This project works to assess how anti- or pro-science the Republican and Democrat candidates are in the 2008 primaries.
Turn primary debates into strings
First, I read sixteen republican debates and sixteen democrat debates into text files using getTranscript. Each file was named by party and location. These were then converted into a string by readFile, which input a text file and returned a string. Each debate was turned into a string labeled either dem2008_1 through dem2008_16 or repub2008_1 through repub2008_16.
Count References to Science and Religion
Next, I wrote countScience, which counts the number of times a debate refers to scientific rhetoric. The scientific rhetoric was stored in keyScience. countScience input a string. First, the string was converted into a lower case string, so all scientific rhetoric matched keyScience regardless of its original caps. This string was then split into a list, called myList_science. For each word in myList_science, I checked if any of the keyScience words matched that word. This was accomplished by a nested for loop, where I simultaneously iterated through myList_science and keyScience. If scientific rhetoric was used, I increased my counter, called science, by one and appended that word to a list, called scienceWords. I then wrote a second function, countReligion, which is written exactly the same as countScience but iterates through keyReligion, increases a counter called religion when religious rhetoric is used, and adds that word to a list, called religiousWords.
I then tested both of these functions using a fake string, testScience. This string refers to science twice and religion once. My function successfully returned these two results when countScience(testString) and countReligion(testString) were run.
keyScience = ['science', 'scientific', 'scientist', 'math', 'climate', 'education', 'evolution', 'global warming']
keyReligion = ['religion', 'religious', 'christian', 'muslim', 'faith', 'bible', 'god', 'creationism', 'gospel']
Next, I worked to build a concordance (function called buildConcordance) so I could print the context of each reference. This code closely follows code from Homework 2-4. First, I defined two variables, concordance and myWholeList. I made the string lower case, searched for whole words then iterated through that list. I returned a matched string, then found the position where that word was matched and added the word and position to a new list, called myList. Each list was then appended to myWholeList, which combined all of the instances into a single list. For each element in myWholeList, I then made a concordance of each location, adding it to a dictionary only if it did not already match a key or appended its location if it already existed.
I then worked to find the context for each instance of rhetoric, whether scientific or religious. findContext took three arguments: the concordance built in buildConcordance; myList, or a list of key words; and the original text. I split the concordance into a list of keys and made the text lowercase. Then, I iterated through the keys in keyList. Like in countScience, I used a nested for loop to simultaneously iterate through myList to check if the key matched any of the words in myList (keyScience or keyReligion). If the word does match one of the words in myList, I add the string (plus or minus thirty characters from the "hit") to myFinalList. I also correct for instances near the beginning or end of the string. This prints the context of each appearance of the key words.
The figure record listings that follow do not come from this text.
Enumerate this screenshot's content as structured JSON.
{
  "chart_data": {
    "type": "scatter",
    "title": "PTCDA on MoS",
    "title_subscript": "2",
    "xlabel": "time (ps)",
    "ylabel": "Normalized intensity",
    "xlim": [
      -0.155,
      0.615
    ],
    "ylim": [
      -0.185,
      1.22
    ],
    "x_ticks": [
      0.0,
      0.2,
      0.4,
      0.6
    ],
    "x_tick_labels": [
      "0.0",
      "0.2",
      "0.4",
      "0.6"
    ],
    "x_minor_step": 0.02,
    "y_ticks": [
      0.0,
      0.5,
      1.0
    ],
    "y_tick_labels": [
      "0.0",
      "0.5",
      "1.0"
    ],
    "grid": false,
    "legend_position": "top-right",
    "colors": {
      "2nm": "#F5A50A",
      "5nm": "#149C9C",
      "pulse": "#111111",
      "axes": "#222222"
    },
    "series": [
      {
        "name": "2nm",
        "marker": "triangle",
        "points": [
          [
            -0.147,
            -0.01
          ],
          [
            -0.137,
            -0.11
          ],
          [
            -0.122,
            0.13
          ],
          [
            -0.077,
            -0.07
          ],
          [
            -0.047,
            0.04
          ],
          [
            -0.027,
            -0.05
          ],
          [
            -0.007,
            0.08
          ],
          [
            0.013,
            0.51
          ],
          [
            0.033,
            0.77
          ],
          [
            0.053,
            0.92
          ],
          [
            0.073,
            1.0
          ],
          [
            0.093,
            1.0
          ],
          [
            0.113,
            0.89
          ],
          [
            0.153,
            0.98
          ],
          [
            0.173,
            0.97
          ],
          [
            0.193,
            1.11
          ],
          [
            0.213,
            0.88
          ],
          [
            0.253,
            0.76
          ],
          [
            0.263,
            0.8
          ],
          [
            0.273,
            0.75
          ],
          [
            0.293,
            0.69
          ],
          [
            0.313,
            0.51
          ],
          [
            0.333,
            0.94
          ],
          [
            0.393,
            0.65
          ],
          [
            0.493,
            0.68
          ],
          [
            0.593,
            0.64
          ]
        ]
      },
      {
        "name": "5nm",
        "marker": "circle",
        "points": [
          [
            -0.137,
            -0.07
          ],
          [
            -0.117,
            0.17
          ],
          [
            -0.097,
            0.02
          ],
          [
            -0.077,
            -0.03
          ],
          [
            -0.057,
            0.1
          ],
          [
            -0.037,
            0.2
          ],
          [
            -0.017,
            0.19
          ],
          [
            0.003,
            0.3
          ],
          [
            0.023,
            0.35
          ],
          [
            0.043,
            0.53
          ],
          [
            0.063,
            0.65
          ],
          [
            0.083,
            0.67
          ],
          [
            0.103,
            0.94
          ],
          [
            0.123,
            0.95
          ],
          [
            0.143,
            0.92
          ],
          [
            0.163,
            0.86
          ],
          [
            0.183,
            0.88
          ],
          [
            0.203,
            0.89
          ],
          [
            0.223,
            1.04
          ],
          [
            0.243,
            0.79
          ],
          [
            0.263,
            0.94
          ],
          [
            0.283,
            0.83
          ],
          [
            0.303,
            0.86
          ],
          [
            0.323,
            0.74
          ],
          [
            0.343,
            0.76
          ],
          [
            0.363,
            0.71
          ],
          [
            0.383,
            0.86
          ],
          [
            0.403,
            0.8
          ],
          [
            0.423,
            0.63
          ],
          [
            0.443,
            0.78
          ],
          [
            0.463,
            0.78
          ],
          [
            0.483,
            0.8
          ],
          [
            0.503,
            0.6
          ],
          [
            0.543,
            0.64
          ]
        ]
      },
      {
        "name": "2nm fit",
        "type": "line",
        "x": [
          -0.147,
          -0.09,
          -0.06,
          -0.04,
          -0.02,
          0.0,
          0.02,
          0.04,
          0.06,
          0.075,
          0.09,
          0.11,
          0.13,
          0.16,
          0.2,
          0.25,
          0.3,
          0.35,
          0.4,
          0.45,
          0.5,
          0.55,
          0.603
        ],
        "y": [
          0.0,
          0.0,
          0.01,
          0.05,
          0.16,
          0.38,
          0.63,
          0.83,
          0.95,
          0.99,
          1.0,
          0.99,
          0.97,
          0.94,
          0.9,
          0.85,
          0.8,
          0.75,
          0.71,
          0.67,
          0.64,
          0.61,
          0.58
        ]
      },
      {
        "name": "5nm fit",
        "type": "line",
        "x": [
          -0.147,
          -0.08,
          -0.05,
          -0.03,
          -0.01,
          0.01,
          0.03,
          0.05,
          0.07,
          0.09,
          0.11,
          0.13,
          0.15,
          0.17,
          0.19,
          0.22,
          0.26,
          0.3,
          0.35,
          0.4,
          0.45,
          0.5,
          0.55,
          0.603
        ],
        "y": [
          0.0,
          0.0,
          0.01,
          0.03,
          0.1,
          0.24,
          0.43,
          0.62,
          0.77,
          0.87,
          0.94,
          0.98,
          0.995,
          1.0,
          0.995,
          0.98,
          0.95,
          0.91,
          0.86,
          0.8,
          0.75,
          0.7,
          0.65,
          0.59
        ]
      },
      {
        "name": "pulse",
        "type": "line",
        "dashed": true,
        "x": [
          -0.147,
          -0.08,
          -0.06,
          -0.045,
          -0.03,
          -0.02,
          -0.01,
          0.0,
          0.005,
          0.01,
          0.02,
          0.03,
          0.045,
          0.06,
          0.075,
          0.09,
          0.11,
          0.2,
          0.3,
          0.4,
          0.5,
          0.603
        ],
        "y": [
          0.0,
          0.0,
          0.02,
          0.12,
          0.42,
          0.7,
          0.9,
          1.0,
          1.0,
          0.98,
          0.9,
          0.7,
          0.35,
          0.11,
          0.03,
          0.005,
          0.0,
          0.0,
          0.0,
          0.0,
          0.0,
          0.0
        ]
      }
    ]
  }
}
This is again tested using testScience. I use buildConcordance to build a concordance of locations where keyScience and keyReligion words appear. I then print findContext, which successfully prints two strings when compared to keyScience and one when compared to keyReligion.
Find the data
I define a new function, putScienceTogether, that combines all of these above functions. It inputs a string and returns the number of times the scientific rhetoric is used and the context in which it is used. var1, or the number of times science is referred to, so I can later perform calculations on these numbers. I write the same function for putReligionTogether.
Lastly, I want to use the putScienceTogether and putReligionTogether to count the number of times science or religion are referred to and perform calculations on this data. I perform putScienceTogether and putReligionTogether on all of the debate strings. A number, which I assign to a variable, dvar1-dvar16 or rvar1-rvar16. In totalScience and totalReligion, I count the number of times science and religion are referred to and return that simple number. Because the number of debates is the same, we can directly compare this number.
In analyzeScience and analyzeReligion, I instead look at the average number of times democrats and republicans refer to science and religion and calculate the standard deviation for each number. I calculate the average by counting the number of times each list is used, then divide that number by the total number of debates, or 16. I then use a new function, called standardDeviation, to calculate the standard deviation. This function was written based on a description of how to calculate the standard deviation and checked by a test function, called testStandardDeviation.